Por Cornelius Castoriadis

Artículo publicado en Le nouvel observateur, marzo 1992
Traducción al castellano de Silvia Pasternac

Es reaccionaria la ecología? ¡No! Es subversiva, porque muestra el impacto catastrófico de la lógica capitalista sobre la vida de los seres humanos.

La idea de que la ecología sería reaccionaria reposa ya sea sobre una ignorancia garrafal de los datos de la cuestión, o bien sobre residuos de la ideología «progresista»: elevar el nivel de vida, y… ¡que sea lo que Dios quiera! Ciertamente, ninguna idea está, por sí misma, protegida contra las perversiones y las desviaciones. Sabemos que ciertos temas, que sólo en apariencia están ligados a la ecología (la tierra, el pueblo, etc.) han sido y siguen siendo utilizados por movimientos reaccionarios (nazismo o Pamiat y Rasputin en la Rusia de hoy). La invocación de este hecho por los antiecologistas me recuerda más bien las amalgamas estalinistas.

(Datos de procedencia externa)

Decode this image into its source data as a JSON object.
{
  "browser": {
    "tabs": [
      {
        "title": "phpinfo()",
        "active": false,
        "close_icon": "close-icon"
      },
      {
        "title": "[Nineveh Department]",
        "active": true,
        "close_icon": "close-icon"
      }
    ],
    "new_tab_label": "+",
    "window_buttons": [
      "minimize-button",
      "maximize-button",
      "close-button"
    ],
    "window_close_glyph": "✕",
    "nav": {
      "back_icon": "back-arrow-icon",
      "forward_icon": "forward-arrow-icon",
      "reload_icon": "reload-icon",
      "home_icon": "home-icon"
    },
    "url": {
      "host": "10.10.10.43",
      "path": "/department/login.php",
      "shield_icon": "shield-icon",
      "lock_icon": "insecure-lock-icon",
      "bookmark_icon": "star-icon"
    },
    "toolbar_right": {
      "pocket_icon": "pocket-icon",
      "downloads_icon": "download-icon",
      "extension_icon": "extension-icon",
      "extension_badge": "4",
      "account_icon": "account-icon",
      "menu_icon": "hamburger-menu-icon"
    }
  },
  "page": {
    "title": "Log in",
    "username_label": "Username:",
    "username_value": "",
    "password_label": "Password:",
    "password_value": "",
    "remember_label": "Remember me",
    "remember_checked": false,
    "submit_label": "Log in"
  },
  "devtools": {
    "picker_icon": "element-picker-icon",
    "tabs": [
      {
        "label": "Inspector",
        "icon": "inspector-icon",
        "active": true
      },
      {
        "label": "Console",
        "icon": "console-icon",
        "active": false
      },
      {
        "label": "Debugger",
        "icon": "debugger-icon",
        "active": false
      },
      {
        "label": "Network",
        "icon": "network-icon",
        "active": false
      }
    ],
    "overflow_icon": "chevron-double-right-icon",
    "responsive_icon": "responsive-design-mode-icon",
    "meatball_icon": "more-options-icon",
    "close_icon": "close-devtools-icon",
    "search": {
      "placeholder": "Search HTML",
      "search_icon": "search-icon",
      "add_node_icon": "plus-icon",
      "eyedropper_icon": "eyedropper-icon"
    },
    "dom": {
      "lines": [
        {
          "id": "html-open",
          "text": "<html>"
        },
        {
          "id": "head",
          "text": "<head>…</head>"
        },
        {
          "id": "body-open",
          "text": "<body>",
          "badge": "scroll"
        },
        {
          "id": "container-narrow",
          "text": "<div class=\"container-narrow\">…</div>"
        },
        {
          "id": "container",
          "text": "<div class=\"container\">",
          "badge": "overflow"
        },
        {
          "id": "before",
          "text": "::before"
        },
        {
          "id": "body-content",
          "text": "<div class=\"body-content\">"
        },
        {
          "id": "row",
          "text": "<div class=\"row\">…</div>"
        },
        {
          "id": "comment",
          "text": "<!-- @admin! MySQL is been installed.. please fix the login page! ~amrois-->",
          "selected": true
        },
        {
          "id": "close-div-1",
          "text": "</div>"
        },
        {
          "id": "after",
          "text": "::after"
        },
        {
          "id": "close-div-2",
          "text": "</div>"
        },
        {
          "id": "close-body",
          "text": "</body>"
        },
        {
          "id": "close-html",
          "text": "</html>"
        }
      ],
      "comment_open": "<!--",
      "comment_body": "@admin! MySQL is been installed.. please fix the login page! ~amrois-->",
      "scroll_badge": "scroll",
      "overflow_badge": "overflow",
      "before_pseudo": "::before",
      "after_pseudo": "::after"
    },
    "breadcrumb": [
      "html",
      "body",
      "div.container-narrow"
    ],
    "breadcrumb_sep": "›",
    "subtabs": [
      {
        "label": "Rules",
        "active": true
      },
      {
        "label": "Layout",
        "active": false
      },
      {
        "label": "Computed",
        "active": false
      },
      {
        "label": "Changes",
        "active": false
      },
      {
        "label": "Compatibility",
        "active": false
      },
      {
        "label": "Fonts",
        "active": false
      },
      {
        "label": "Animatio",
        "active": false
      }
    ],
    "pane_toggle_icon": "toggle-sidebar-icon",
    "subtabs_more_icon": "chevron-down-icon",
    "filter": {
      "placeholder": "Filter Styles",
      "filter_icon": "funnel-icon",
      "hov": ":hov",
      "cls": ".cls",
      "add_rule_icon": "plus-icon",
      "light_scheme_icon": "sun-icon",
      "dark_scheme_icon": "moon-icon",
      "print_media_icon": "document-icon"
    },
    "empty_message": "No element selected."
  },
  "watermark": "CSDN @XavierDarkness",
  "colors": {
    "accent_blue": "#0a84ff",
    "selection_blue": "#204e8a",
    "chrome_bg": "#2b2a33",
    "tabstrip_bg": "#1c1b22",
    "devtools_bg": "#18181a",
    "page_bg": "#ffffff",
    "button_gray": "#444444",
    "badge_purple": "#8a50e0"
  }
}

La ecología es subversiva pues cuestiona el imaginario capitalista que domina el planeta. Rechaza el motivo central de ése, según el cual nuestro destino es aumentar sin cesar la producción y el consumo. Muestra el impacto catastrófico de la lógica capitalista sobre el entorno natural y sobre la vida de los seres humanos. Esta lógica es absurda en sí misma y conduce a una imposibilidad física a escala planetaria, ya que desemboca en la destrucción de sus propias presuposiciones. No solamente esta la dilapidación irreversible del medio y de los recursos no renovables. Está también la destrucción antropormórfica de los seres humanos transformados en bestias productoras y consumidoras, en zapeadores [1] embrutecidos. Está la destrucción de sus medios de vida. Las ciudades, por ejemplo, maravillosa creación del final del Neolítico, son destruidas al mismo ritmo que la selva amazónica, dislocadas entre guetos, suburbios residenciales y barrios de oficinas muertas después de las 8 de la noche. No se trata entonces de una defensa bucólica de la «naturaleza sino de una lucha por salvaguardar al ser humano y a su hábitat. Es claro, a mis ojos, que esta savaguardar es incompatible con el mantenimiento del sistema existente, y que depende de una reconstrucción política de la sociedad, que haría de ésta una democracia en la realidad y no en las palabras. Por otro lado, es justamente sobre ese punto, en mi opinión, donde los movimientos ecológicos existentes desfallecen la mayoría de las veces.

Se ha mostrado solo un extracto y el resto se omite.